Patchwork [6/9] linux-user: don't do locking in single-threaded processes

login
register
mail settings
Submitter Ulrich Hecht
Date Oct. 16, 2009, 12:38 p.m.
Message ID <1255696735-21396-7-git-send-email-uli@suse.de>
Download mbox | patch
Permalink /patch/36203/
State New
Headers show

Comments

Ulrich Hecht - Oct. 16, 2009, 12:38 p.m.
Skips setting the tb_lock if a process doesn't have more than one thread,
which is usually the case. Results in about 20% performance gain (measured
with the s390x target, but the effect should be similar with other targets).

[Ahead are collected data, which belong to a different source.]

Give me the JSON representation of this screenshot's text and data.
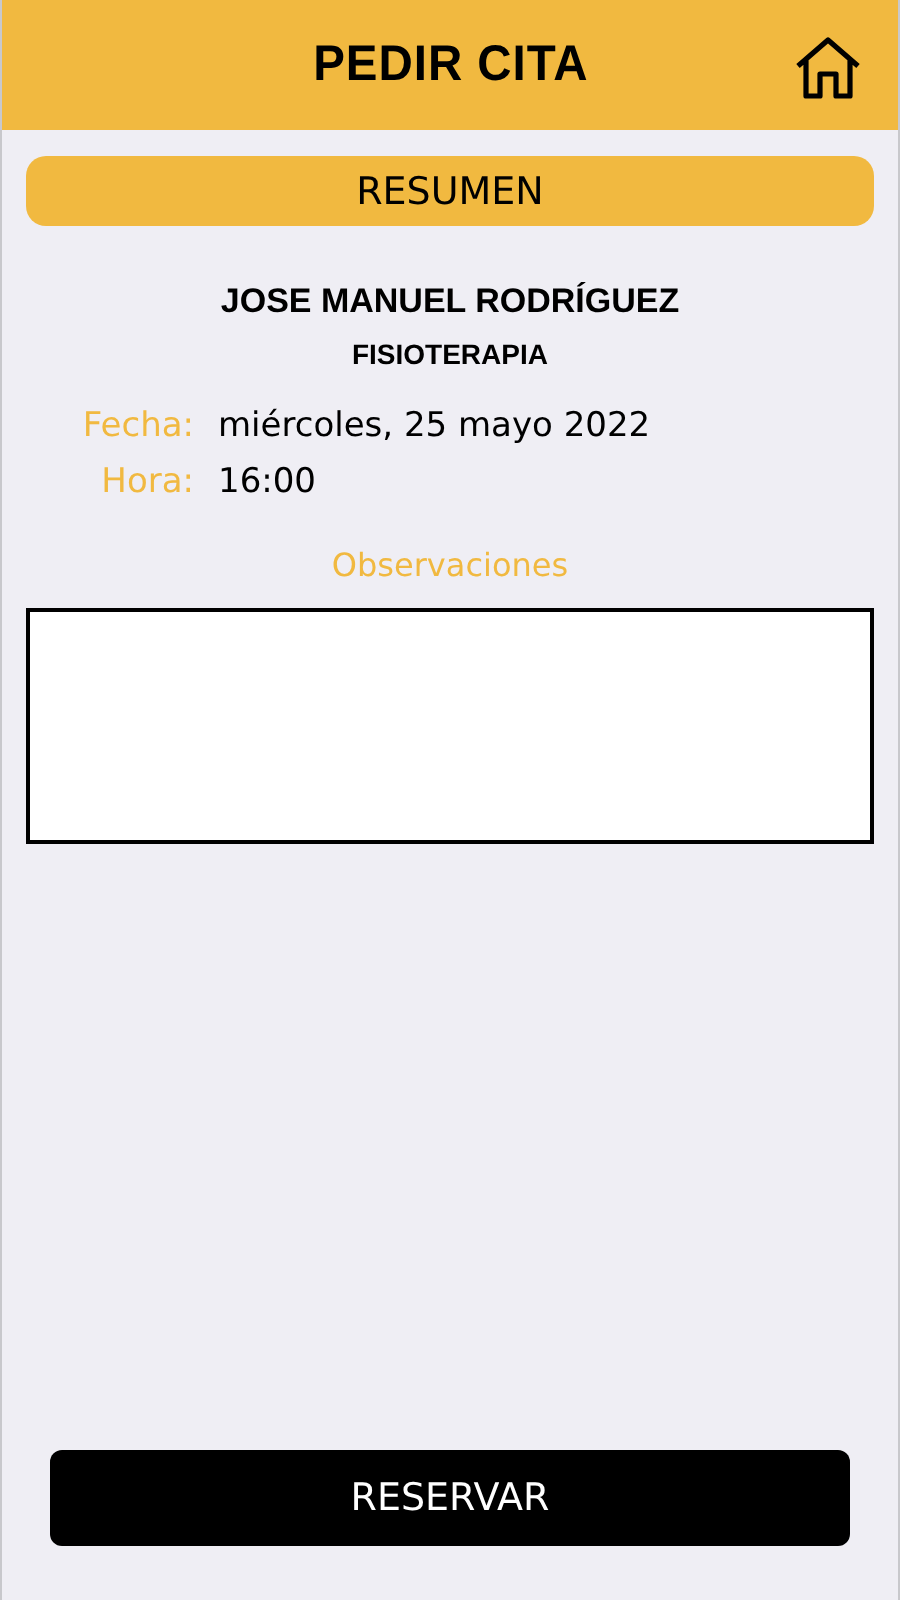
{
  "header": {
    "title": "PEDIR CITA"
  },
  "section_title": "RESUMEN",
  "professional": {
    "name": "JOSE MANUEL RODRÍGUEZ",
    "specialty": "FISIOTERAPIA"
  },
  "details": [
    {
      "label": "Fecha:",
      "value": "miércoles, 25 mayo 2022"
    },
    {
      "label": "Hora:",
      "value": "16:00"
    }
  ],
  "notes": {
    "label": "Observaciones"
  },
  "submit": {
    "label": "RESERVAR"
  }
}
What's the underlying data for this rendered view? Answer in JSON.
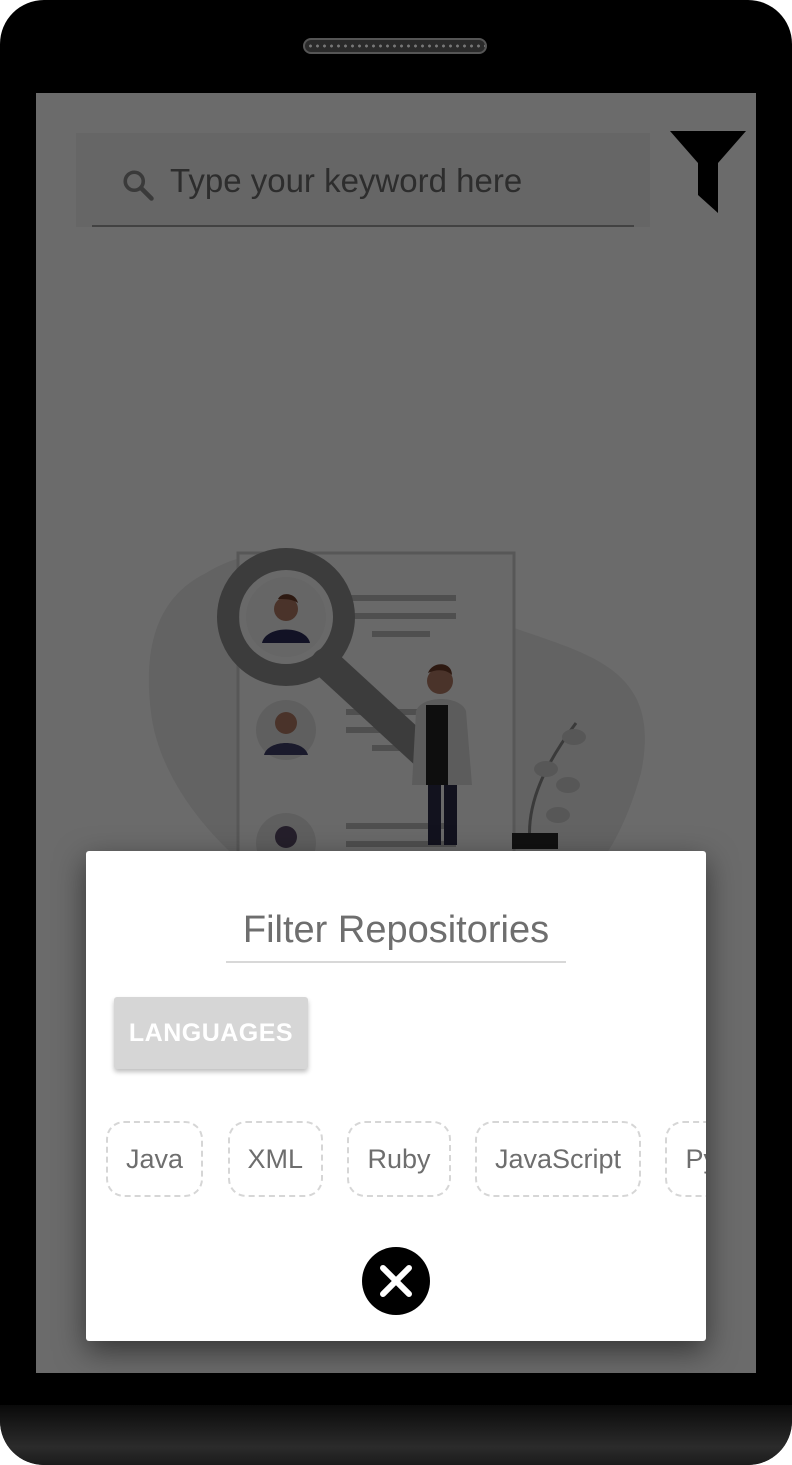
{
  "search": {
    "placeholder": "Type your keyword here",
    "icon": "search-icon"
  },
  "header": {
    "filter_icon": "filter-icon"
  },
  "dialog": {
    "title": "Filter Repositories",
    "languages_button": "LANGUAGES",
    "chips": [
      {
        "label": "Java"
      },
      {
        "label": "XML"
      },
      {
        "label": "Ruby"
      },
      {
        "label": "JavaScript"
      },
      {
        "label": "Python"
      }
    ],
    "close_icon": "close-icon"
  },
  "colors": {
    "overlay": "#000000",
    "dialog_bg": "#ffffff",
    "chip_border": "#d6d6d6",
    "button_bg": "#d6d6d6"
  }
}
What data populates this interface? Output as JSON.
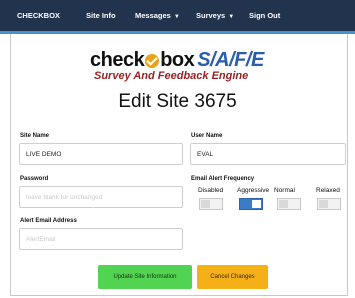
{
  "nav": {
    "brand": "CHECKBOX",
    "site_info": "Site Info",
    "messages": "Messages",
    "surveys": "Surveys",
    "sign_out": "Sign Out"
  },
  "logo": {
    "word1": "check",
    "word2": "box",
    "word3": "S/A/F/E",
    "tagline": "Survey And Feedback Engine"
  },
  "page": {
    "title": "Edit Site 3675"
  },
  "form": {
    "site_name": {
      "label": "Site Name",
      "value": "LIVE DEMO"
    },
    "user_name": {
      "label": "User Name",
      "value": "EVAL"
    },
    "password": {
      "label": "Password",
      "placeholder": "leave blank for unchanged"
    },
    "alert_email": {
      "label": "Alert Email Address",
      "placeholder": "AlertEmail"
    },
    "frequency": {
      "label": "Email Alert Frequency",
      "options": [
        {
          "label": "Disabled",
          "selected": false
        },
        {
          "label": "Aggressive",
          "selected": true
        },
        {
          "label": "Normal",
          "selected": false
        },
        {
          "label": "Relaxed",
          "selected": false
        }
      ]
    }
  },
  "buttons": {
    "update": "Update Site Information",
    "cancel": "Cancel Changes"
  },
  "colors": {
    "navbar": "#22334d",
    "nav_border": "#4a8fcf",
    "toggle_on": "#3b7cc8",
    "update_button": "#52d352",
    "cancel_button": "#f5b018",
    "logo_safe": "#2a5db0",
    "logo_tagline": "#9a1f1f"
  }
}
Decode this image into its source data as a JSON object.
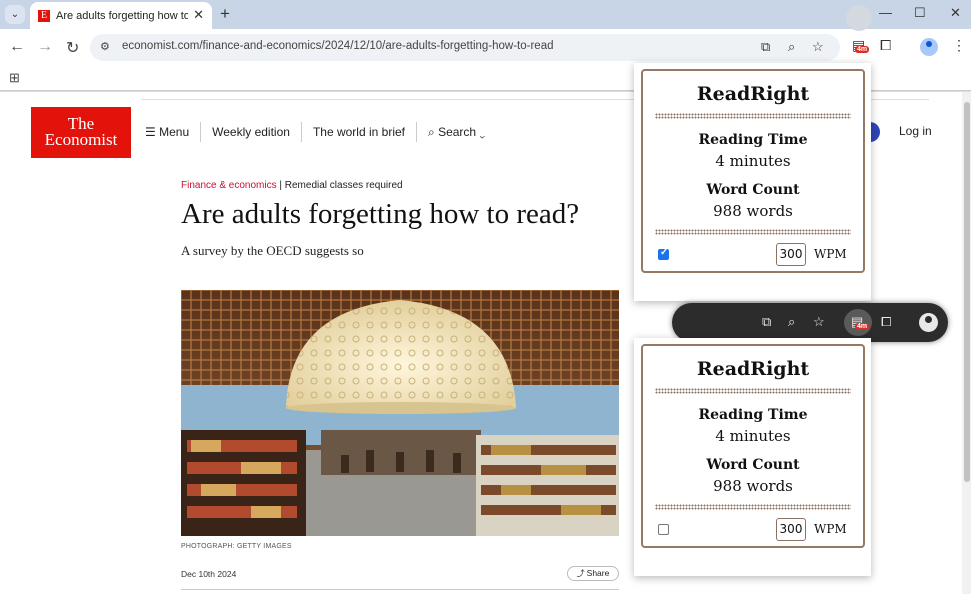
{
  "browser": {
    "tab_title": "Are adults forgetting how to read",
    "favicon_letter": "E",
    "url": "economist.com/finance-and-economics/2024/12/10/are-adults-forgetting-how-to-read",
    "extension_badge": "4m",
    "icons": {
      "tab_search": "chevron-down-icon",
      "back": "back-arrow-icon",
      "forward": "forward-arrow-icon",
      "reload": "reload-icon",
      "site_info": "tune-icon",
      "install": "install-app-icon",
      "zoom": "zoom-icon",
      "bookmark": "star-icon",
      "extensions": "puzzle-icon",
      "profile": "avatar-icon",
      "menu": "kebab-menu-icon",
      "apps": "apps-grid-icon"
    }
  },
  "site": {
    "logo_line1": "The",
    "logo_line2": "Economist",
    "nav": {
      "menu": "Menu",
      "weekly": "Weekly edition",
      "world": "The world in brief",
      "search": "Search"
    },
    "login": "Log in"
  },
  "article": {
    "section": "Finance & economics",
    "separator": " | ",
    "kicker": "Remedial classes required",
    "headline": "Are adults forgetting how to read?",
    "standfirst": "A survey by the OECD suggests so",
    "caption": "PHOTOGRAPH: GETTY IMAGES",
    "date": "Dec 10th 2024",
    "share": "Share"
  },
  "popups": [
    {
      "title": "ReadRight",
      "reading_time_label": "Reading Time",
      "reading_time_value": "4 minutes",
      "word_count_label": "Word Count",
      "word_count_value": "988 words",
      "checked": true,
      "wpm_value": "300",
      "wpm_unit": "WPM"
    },
    {
      "title": "ReadRight",
      "reading_time_label": "Reading Time",
      "reading_time_value": "4 minutes",
      "word_count_label": "Word Count",
      "word_count_value": "988 words",
      "checked": false,
      "wpm_value": "300",
      "wpm_unit": "WPM"
    }
  ],
  "colors": {
    "economist_red": "#e3120b",
    "popup_border": "#967964",
    "section_red": "#c8102e"
  }
}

Signed-off-by: Ulrich Hecht <uli@suse.de>
---
 cpu-defs.h           |    8 ++++++++
 cpu-exec.c           |   14 ++++++++++++--
 linux-user/syscall.c |    1 +
 3 files changed, 21 insertions(+), 2 deletions(-)

Patch

diff --git a/cpu-defs.h b/cpu-defs.h
index 95068b5..c50c59e 100644
--- a/cpu-defs.h
+++ b/cpu-defs.h
@@ -135,6 +135,13 @@  typedef struct CPUWatchpoint {
 } CPUWatchpoint;
 
 #define CPU_TEMP_BUF_NLONGS 128
+
+#ifdef CONFIG_USER_ONLY
+#define MULTITHREAD uint32_t multithreaded;
+#else
+#define MULTITHREAD
+#endif
+
 #define CPU_COMMON                                                      \
     struct TranslationBlock *current_tb; /* currently executing TB  */  \
     /* soft mmu support */                                              \
@@ -149,6 +156,7 @@  typedef struct CPUWatchpoint {
     uint32_t stop;   /* Stop request */                                 \
     uint32_t stopped; /* Artificially stopped */                        \
     uint32_t interrupt_request;                                         \
+    MULTITHREAD /* needs locking when accessing TBs */                  \
     volatile sig_atomic_t exit_request;                                 \
     /* The meaning of the MMU modes is defined in the target code. */   \
     CPUTLBEntry tlb_table[NB_MMU_MODES][CPU_TLB_SIZE];                  \
diff --git a/cpu-exec.c b/cpu-exec.c
index 6b3391c..3fe2725 100644
--- a/cpu-exec.c
+++ b/cpu-exec.c
@@ -219,6 +219,9 @@  int cpu_exec(CPUState *env1)
     TranslationBlock *tb;
     uint8_t *tc_ptr;
     unsigned long next_tb;
+#ifdef CONFIG_USER_ONLY
+    uint32_t multithreaded;
+#endif
 
     if (cpu_halted(env1) == EXCP_HALTED)
         return EXCP_HALTED;
@@ -576,7 +579,11 @@  int cpu_exec(CPUState *env1)
 #endif
                 }
 #endif
-                spin_lock(&tb_lock);
+#ifdef CONFIG_USER_ONLY
+                multithreaded = env->multithreaded;
+                if (multithreaded)
+#endif
+                    spin_lock(&tb_lock);
                 tb = tb_find_fast();
                 /* Note: we do it here to avoid a gcc bug on Mac OS X when
                    doing it in tb_find_slow */
@@ -600,7 +607,10 @@  int cpu_exec(CPUState *env1)
                     tb_add_jump((TranslationBlock *)(next_tb & ~3), next_tb & 3, tb);
                 }
                 }
-                spin_unlock(&tb_lock);
+#ifdef CONFIG_USER_ONLY
+                if (multithreaded)
+#endif
+                    spin_unlock(&tb_lock);
                 env->current_tb = tb;
 
                 /* cpu_interrupt might be called while translating the
diff --git a/linux-user/syscall.c b/linux-user/syscall.c
index 617e031..f2a53d5 100644
--- a/linux-user/syscall.c
+++ b/linux-user/syscall.c
@@ -3549,6 +3549,7 @@  static int do_fork(CPUState *env, unsigned int flags, abi_ulong newsp,
         ts = qemu_mallocz(sizeof(TaskState) + NEW_STACK_SIZE);
         init_task_state(ts);
         new_stack = ts->stack;
+        env->multithreaded = 1;
         /* we create a new CPU instance. */
         new_env = cpu_copy(env);
         /* Init regs that differ from the parent.  */